Two flour tortillas hold seasoned ground beef, bell peppers, onions, lettuce, salsa, cheese and sour cream.Hubby and I enjoy fajitas and tacos. I’ve made chicken fajitas from scratch a few times and we always enjoy it.

But I’ll fess up right now: if I only have ground beef, I use a mix every single time. Why? It’s quick and easy and I find that ground beef needs a lot of TLC when working with it — the mixes do the trick nicely. Chicken, you can marinade and infuse all kinds of flavour into it fairly easily, but ground beef always seems to need a lot of work. And tonight, I just didn’t have it in me to do all that work! Haha.
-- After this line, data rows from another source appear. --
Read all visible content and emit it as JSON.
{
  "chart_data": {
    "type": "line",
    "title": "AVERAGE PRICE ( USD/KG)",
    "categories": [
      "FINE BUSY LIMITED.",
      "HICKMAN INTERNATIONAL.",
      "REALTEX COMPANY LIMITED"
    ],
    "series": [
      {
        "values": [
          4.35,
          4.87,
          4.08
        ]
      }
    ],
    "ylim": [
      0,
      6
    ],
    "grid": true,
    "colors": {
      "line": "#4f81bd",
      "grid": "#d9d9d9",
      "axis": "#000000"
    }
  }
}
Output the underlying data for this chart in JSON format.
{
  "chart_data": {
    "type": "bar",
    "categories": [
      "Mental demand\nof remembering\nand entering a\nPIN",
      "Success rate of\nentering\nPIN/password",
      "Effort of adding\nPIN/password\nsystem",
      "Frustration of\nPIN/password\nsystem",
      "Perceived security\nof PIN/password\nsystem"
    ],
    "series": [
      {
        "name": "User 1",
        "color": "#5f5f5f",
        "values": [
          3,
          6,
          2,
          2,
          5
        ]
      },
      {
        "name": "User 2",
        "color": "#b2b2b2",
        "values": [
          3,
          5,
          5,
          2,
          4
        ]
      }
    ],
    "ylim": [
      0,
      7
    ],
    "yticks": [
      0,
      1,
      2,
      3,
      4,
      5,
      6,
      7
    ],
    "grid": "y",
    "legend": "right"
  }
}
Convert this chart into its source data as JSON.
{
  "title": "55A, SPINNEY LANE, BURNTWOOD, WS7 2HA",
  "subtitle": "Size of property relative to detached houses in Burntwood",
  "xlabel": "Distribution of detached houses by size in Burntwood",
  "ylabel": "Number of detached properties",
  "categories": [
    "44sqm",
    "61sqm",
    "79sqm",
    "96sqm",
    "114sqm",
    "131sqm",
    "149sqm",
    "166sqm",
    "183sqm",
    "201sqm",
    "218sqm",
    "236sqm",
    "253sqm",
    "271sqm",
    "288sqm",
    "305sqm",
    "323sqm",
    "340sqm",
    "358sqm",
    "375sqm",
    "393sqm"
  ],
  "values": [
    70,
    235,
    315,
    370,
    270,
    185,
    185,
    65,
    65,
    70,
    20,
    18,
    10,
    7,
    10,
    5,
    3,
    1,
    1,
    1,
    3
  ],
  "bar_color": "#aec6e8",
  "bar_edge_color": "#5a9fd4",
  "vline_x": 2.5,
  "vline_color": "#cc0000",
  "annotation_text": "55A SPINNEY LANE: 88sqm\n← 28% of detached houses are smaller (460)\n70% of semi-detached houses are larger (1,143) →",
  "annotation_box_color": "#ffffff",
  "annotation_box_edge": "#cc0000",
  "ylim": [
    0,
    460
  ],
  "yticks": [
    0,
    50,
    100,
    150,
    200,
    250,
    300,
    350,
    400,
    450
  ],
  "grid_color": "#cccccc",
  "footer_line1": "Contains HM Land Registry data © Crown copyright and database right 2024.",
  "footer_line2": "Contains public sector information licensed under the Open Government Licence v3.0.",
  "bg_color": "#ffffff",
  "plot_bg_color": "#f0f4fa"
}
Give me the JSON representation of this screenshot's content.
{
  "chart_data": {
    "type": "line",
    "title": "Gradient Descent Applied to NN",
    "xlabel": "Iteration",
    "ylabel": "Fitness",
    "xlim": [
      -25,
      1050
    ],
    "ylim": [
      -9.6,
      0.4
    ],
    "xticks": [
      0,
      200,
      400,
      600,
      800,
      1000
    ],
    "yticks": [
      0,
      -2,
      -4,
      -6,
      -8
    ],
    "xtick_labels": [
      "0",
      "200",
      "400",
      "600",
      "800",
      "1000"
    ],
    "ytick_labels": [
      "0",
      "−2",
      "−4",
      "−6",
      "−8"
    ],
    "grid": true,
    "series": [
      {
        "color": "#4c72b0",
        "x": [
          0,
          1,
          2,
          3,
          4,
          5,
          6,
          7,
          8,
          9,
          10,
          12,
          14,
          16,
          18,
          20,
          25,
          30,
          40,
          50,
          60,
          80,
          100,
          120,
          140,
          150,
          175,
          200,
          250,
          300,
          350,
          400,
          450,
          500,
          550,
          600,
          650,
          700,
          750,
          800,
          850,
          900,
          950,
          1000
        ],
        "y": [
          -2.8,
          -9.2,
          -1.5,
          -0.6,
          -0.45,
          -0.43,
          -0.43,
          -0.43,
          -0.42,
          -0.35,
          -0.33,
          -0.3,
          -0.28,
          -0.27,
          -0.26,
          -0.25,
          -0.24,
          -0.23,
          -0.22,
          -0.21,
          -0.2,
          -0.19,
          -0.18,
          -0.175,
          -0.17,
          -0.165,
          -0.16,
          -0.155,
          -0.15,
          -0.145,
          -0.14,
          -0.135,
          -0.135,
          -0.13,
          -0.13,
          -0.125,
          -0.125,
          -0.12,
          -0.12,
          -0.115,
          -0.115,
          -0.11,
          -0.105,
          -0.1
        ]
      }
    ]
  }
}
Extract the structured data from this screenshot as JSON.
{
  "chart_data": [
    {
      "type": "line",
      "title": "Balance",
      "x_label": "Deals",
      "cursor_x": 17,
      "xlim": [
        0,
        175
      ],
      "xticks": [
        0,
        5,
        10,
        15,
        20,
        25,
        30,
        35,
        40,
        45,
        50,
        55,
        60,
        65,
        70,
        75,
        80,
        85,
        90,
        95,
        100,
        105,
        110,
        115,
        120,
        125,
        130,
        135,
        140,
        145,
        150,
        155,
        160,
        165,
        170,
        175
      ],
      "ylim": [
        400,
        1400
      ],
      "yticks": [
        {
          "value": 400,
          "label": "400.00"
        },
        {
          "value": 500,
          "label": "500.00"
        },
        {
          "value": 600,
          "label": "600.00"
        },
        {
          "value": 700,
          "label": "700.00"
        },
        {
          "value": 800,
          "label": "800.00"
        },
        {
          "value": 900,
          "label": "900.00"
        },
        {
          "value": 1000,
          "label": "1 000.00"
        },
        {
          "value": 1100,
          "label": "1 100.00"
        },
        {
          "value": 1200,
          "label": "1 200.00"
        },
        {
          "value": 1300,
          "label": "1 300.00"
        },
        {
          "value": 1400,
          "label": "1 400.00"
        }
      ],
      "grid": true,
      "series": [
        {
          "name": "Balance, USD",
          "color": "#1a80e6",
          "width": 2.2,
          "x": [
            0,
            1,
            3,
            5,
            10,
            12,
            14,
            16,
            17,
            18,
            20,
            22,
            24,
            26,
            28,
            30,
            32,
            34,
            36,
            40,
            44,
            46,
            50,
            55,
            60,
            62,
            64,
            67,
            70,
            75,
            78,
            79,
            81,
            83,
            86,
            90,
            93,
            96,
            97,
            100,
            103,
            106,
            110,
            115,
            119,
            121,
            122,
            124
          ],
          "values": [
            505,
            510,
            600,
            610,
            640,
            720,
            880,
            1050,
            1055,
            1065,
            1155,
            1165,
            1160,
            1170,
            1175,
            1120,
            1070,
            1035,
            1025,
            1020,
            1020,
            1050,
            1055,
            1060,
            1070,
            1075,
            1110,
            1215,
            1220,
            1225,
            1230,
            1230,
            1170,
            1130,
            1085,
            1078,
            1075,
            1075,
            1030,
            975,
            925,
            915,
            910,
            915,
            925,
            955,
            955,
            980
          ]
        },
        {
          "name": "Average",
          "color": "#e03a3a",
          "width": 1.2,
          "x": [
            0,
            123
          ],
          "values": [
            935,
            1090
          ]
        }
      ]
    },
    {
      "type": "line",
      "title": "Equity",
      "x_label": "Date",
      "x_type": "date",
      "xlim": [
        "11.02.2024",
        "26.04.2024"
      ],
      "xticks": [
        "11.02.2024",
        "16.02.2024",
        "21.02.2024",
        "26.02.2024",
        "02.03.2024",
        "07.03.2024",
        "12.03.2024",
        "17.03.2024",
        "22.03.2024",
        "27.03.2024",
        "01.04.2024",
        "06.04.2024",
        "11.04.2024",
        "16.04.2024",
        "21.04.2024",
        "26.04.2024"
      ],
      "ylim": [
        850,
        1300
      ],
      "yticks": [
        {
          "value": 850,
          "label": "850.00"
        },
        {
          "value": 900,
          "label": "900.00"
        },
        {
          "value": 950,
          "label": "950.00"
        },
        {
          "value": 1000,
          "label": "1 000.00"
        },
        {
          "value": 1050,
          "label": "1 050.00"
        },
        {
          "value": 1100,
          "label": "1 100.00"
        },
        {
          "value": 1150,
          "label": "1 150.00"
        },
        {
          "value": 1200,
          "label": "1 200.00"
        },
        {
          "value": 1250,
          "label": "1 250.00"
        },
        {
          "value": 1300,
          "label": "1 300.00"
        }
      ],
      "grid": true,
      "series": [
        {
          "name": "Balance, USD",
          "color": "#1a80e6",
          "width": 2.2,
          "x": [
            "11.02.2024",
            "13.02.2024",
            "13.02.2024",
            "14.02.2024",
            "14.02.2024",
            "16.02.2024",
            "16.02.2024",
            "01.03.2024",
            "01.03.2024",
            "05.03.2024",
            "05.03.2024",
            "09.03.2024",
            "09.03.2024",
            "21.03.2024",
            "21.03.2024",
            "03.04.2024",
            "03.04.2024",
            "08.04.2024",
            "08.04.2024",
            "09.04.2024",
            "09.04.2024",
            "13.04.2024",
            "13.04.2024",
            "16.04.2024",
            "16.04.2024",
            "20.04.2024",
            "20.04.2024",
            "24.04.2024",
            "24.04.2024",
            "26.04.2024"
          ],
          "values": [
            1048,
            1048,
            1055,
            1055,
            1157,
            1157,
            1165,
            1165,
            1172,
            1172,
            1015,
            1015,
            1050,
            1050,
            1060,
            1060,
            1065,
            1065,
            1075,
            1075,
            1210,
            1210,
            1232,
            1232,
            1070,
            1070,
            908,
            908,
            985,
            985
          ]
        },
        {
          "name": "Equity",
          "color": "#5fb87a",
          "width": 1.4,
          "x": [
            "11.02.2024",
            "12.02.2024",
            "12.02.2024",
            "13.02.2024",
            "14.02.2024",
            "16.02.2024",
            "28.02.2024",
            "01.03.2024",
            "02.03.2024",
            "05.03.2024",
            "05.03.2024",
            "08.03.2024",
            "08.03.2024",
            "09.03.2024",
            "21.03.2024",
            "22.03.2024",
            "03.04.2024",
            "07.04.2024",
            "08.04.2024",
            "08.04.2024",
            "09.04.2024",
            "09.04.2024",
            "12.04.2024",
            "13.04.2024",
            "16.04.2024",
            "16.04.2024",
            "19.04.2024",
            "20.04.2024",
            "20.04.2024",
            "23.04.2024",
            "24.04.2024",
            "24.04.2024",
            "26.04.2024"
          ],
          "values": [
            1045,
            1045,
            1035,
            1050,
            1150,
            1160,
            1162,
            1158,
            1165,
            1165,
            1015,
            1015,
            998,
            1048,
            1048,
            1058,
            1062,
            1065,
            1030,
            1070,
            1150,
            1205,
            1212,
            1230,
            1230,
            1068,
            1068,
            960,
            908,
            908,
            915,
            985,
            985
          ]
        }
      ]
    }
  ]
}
However, I have friends who only put seasoned meat and cheese in their fajitas or tacos. I can’t do that. I need a variety of colour, textures, temperatures and tastes in that little bundle of goodness!

So here’s what I do:

Ingredients

  • 2 lbs ground beef
  • 1 Tbsp oil (vegetable oil, olive oil, whatever you have in stock)
  • 3 medium sized bell peppers, all different colours
  • 1/2 large onion, cut into rings
  • Lawry’s seasoning salt
  • freshly ground black pepper
  • 2 packets fajita mix of your choosing
  • 1/2 cup water
  • 1 package soft tortilla shells
  • 1 cup shredded iceberg lettuce
  • shredded cheese of your choosing
  • light sour cream
  • your favourite salsa

Method

  1. Over a medium heat, brown the ground beef. Once cooked through, drain in a colander and set aside.
  2. In a wok, heat the oil on a medium heat. Once hot, add the peppers and onion. Sprinkle on a few dashes of seasoning salt and pepper to taste. Cook for a few minutes until onions are  just starting to soften, but peppers still have a bit of crispness to them. Remove from heat and place in serving bowl.
  3. Over a medium heat, pour in the drained meat into a pan, the fajita mix and the water. Cook according to the instructions on the packet, but it will generally only need a few minutes, stirring to coat all the meat fully. Remove from heat and transfer to serving dish.
  4. Again, over medium heat, place a soft tortilla into a non-stick pan for a minute or so, just until the one side browns slightly. Then flip over and repeat for the other side. Remove and transfer to plate, repeating for all tortilla shells. Alternately, you can do these on an indoor grill for a minute if you prefer grill marks on yours, or you can warm them in the  microwave, as the instructions on the package allow (or in the oven) for heating.
  5. Have each person load the tortilla shells up how they prefer. (I prefer mine layered: sour cream, cheese, meat, onions & peppers, lettuce and then salsa.)

Easy peasy. You can add other condiments if you like, such as diced tomatoes and chopped green onion, guacamole, hot sauce, etc.